Perhaps it's an unwritten rule that any Asian fusion restaurant that takes its roots in Chinese cuisine must have baos.
Azyun eagerly complies with both sweet and savoury renditions.
For the sweet, we try Fried Mantou with Condensed Milk Nutella ($4). The sticky sweetness of the sauce is a perfect match for the light and crisp mantou bread.
For the savoury option, the 8-hour Pork Belly ($9) is a fluffy steamed bao packed with moist slow-roasted pork belly, pickled apples, fennel, sour cabbage and some apple condensed milk.
The Pork Jowl Skewer ($16) is 24-hour sous vide pork cheek with a habanero and lemongrass glaze which gives it a slight peppery punch. It comes with a side of wintermelon sauce.

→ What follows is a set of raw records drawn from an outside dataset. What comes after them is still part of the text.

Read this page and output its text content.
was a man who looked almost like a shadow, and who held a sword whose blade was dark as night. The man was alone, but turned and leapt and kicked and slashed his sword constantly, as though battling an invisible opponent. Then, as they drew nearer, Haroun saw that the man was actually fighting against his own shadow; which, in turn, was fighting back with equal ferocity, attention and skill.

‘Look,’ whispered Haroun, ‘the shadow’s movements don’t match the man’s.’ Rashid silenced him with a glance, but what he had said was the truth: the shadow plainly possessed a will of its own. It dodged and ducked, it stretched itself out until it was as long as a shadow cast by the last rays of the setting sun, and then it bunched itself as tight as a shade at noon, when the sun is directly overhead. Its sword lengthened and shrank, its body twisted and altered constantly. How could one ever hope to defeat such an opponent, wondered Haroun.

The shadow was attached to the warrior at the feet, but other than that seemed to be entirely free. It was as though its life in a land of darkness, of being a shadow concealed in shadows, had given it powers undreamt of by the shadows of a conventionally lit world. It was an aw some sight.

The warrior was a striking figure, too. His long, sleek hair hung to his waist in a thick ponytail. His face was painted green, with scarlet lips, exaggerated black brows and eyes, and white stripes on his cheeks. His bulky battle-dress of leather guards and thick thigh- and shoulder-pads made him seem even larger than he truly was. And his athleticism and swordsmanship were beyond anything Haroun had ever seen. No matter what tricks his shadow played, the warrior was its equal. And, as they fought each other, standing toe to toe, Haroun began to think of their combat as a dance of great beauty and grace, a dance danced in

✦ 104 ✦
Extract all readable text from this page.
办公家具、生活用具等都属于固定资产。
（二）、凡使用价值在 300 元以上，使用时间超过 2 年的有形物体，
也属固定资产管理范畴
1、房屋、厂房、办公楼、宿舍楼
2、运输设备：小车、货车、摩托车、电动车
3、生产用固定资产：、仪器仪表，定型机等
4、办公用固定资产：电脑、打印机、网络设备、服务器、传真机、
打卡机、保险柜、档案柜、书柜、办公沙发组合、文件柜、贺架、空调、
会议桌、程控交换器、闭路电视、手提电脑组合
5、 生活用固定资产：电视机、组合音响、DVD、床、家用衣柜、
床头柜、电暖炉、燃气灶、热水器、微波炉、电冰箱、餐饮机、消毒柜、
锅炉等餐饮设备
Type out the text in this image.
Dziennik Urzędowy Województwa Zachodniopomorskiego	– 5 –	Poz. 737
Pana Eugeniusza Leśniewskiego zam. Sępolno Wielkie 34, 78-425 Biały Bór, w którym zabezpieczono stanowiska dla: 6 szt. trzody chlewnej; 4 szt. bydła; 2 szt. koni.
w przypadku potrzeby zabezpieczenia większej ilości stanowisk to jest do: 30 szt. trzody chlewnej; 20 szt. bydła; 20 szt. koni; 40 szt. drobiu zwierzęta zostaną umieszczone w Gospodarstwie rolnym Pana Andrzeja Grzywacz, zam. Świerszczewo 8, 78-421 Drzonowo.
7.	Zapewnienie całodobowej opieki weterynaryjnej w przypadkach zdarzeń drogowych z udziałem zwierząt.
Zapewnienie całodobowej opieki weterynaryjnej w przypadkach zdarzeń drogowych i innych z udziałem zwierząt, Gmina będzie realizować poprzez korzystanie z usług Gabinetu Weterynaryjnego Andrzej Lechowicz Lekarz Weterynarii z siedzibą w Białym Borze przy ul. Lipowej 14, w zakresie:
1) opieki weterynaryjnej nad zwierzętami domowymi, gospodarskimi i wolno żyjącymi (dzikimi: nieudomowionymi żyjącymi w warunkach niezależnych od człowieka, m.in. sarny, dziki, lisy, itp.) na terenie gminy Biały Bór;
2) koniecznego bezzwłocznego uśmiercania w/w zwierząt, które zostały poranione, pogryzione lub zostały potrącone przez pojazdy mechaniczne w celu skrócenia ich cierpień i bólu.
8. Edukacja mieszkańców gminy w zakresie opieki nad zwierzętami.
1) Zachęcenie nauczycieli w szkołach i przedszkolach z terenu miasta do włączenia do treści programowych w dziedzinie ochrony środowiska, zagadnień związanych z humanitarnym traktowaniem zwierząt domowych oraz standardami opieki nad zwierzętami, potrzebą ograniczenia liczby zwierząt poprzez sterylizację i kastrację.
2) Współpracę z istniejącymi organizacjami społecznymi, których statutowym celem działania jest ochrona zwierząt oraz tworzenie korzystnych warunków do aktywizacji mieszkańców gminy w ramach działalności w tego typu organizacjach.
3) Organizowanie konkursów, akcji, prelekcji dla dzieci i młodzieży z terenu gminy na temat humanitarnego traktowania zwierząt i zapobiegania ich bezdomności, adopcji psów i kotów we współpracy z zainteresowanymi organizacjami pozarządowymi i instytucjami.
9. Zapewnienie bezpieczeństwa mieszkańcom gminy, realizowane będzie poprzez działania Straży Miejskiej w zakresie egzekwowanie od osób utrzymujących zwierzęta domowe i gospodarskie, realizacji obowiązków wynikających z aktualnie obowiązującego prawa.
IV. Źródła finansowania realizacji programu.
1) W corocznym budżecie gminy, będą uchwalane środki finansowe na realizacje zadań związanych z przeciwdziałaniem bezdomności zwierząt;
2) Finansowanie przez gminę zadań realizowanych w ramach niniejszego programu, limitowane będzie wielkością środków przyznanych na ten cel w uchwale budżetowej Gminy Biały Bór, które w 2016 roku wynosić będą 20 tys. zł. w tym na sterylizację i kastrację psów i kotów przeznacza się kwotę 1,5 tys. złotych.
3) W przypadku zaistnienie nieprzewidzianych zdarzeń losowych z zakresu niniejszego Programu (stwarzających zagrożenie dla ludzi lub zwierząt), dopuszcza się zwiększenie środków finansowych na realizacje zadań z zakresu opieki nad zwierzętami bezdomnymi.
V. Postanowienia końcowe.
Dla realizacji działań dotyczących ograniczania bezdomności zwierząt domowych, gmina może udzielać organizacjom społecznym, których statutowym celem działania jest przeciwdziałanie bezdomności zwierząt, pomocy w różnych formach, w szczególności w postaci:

Azyun's taken on Southern comfort food is best realized with the Fried Chicken ($14). It's brined for 48 hours in a soy-chili marinade, tossed with fermented hot sauce and battered to a crisp.
The Lamb Ribs ($16) are slow-roasted for ten hours in an char-siu barbeque sauce and finished with mixed radish, Asian pears and a cashew-maltose dressing.
If I had to recommend just one thing it might be the fried rice. Azyun's Truffle Fried Rice ($14) is dripping with loads of truffle flavour in every bite, with the poached egg taking it to the next level.
Tea cocktails are also a thing here. Try the Eason Chen ($12) made with a black tea base, milk, toasted rice, Malibu rum, vodka and coconut flakes.
For something more conventional, there's the From Beijing with Love ($12): a mixture of elderflower liqueur, Soho, grapefruit and red wine float.